The k-of-n testing problem involves performing n independent tests sequentially, in order to determine whether/not at least k tests pass. The objective is to minimize the expected cost of testing. This is a fundamental and well-studied stochastic optimization problem. However, a key limitation of this model is that the success/failure probability of each test is assumed to be known precisely. In this paper, we relax this assumption and study a distributionally-robust model for k-of-n testing. In our setting, each test is associated with an interval that contains its (unknown) failure probability. The goal is to find a solution that minimizes the worst-case expected cost, where each test's probability is chosen from its interval.

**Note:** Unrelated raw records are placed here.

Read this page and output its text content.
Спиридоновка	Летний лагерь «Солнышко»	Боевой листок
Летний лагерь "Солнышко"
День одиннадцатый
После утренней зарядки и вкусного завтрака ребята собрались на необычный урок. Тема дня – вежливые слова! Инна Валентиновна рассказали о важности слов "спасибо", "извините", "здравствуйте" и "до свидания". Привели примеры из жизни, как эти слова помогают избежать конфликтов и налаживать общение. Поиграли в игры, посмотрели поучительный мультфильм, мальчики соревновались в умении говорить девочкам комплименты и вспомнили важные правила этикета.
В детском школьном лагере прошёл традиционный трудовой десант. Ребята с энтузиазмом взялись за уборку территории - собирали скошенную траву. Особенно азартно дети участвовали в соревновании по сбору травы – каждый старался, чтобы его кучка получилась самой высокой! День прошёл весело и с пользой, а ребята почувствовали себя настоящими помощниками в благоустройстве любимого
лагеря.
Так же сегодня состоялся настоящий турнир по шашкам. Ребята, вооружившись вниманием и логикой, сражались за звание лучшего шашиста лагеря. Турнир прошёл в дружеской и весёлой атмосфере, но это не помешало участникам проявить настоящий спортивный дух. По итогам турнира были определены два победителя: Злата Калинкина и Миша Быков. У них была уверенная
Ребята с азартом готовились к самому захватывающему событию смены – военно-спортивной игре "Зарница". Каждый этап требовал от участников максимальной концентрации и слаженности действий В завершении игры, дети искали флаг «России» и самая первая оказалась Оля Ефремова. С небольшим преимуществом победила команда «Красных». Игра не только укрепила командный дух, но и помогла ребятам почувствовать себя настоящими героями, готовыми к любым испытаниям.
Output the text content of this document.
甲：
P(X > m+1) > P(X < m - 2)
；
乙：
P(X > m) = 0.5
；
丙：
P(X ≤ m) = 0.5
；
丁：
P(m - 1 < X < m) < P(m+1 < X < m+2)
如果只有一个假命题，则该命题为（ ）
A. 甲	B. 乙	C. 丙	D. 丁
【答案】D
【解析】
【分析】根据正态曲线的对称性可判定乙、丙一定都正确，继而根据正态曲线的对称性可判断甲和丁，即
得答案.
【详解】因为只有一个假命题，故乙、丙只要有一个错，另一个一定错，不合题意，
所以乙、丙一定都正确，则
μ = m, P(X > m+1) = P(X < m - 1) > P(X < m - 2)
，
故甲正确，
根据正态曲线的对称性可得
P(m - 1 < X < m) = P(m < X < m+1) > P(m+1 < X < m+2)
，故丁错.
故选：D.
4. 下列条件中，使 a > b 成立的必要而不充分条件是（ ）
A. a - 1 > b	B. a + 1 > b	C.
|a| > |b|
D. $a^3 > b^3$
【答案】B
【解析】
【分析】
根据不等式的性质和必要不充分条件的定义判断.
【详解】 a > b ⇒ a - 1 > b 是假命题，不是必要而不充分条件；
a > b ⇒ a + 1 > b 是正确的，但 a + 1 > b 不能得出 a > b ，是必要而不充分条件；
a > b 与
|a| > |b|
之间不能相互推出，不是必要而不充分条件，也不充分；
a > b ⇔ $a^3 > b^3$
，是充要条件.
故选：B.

We focus on non-adaptive solutions, that are specified by a fixed permutation of the tests. When all test costs are unit, we obtain a 2-approximation algorithm for distributionally-robust k-of-n testing. For general costs, we obtain an O(1 ε)-approximation algorithm on ε-bounded instances where each uncertainty interval is contained in [ε, 1-ε]. We also consider the inner maximization problem for distributionally-robust k-of-n: this involves finding the worst-case probabilities from the uncertainty intervals for a given solution. For this problem, in addition to the above approximation ratios, we obtain a quasi-polynomial time approximation scheme under the assumption that all costs are polynomially bounded.